Thursday, 2 July 2009


She is by no means unique in the UK and though she has been here for over three years now it is still a strange sight to open your yurt door in the morning and see a wallaby looking back at you.

Last year she was joined by a male who stayed around until christmas until disappearing ... the joey was born early this year and has only just outgrown its mothers pouch. The male is back on the scene after all the hard work has been done and no doubt has plans to extend his family further.

A previous "wild" wallaby was shot several years ago with a tranquiliser and was unintentionally killed. The wallaby that is here now was almost captured two years ago in front of local news cameras, before the attempt was aborted.

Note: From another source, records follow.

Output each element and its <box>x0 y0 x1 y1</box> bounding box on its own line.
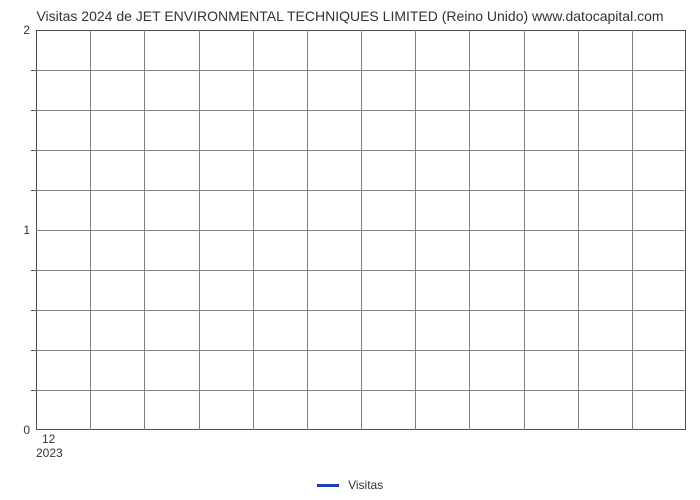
grid-line-vertical <box>469 30 470 430</box>
grid-line-vertical <box>632 30 633 430</box>
grid-line-vertical <box>415 30 416 430</box>
grid-line-vertical <box>524 30 525 430</box>
y-tick-label: 2 <box>23 23 30 37</box>
grid-line-vertical <box>144 30 145 430</box>
grid-line-vertical <box>199 30 200 430</box>
grid-line-vertical <box>578 30 579 430</box>
legend-swatch <box>317 484 339 487</box>
y-minor-tick <box>31 270 36 271</box>
x-sub-label: 2023 <box>36 446 63 460</box>
y-minor-tick <box>31 70 36 71</box>
y-tick-label: 0 <box>23 423 30 437</box>
x-tick-label: 12 <box>42 432 55 446</box>
y-minor-tick <box>31 390 36 391</box>
y-minor-tick <box>31 350 36 351</box>
grid-line-vertical <box>361 30 362 430</box>
chart-title: Visitas 2024 de JET ENVIRONMENTAL TECHNI… <box>0 8 700 24</box>
legend-label: Visitas <box>348 478 383 492</box>
grid-line-vertical <box>90 30 91 430</box>
y-minor-tick <box>31 190 36 191</box>
y-minor-tick <box>31 150 36 151</box>
chart-container: Visitas 2024 de JET ENVIRONMENTAL TECHNI… <box>0 0 700 500</box>
grid-line-vertical <box>307 30 308 430</box>
grid-line-vertical <box>253 30 254 430</box>
y-tick-label: 1 <box>23 223 30 237</box>
chart-legend: Visitas <box>0 477 700 492</box>
y-minor-tick <box>31 310 36 311</box>
y-minor-tick <box>31 110 36 111</box>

For the time being they remain largely unbothered by people, but as their population grows and their collective appetite increases, I wonder what future they will have.

It will be interesting to follow the story of the Loch Lomond wallabies, introduced onto the island of Inschconachan in the 1940's and now numbering over 60 and threatening native species by eating all the vegetation.There is serious talk of a cull which will rival the Hebridean hedgehog cull for controversy.

But we are some years from that dilemma here at the moment with only two and a bit wallabies; we can just watch with wonder as a joey half the size of its mother tries to clamber back into her pouch .

1 comment:

  1. Really interesting about the wallabies, I had no idea there were any on the loose in Cornwall!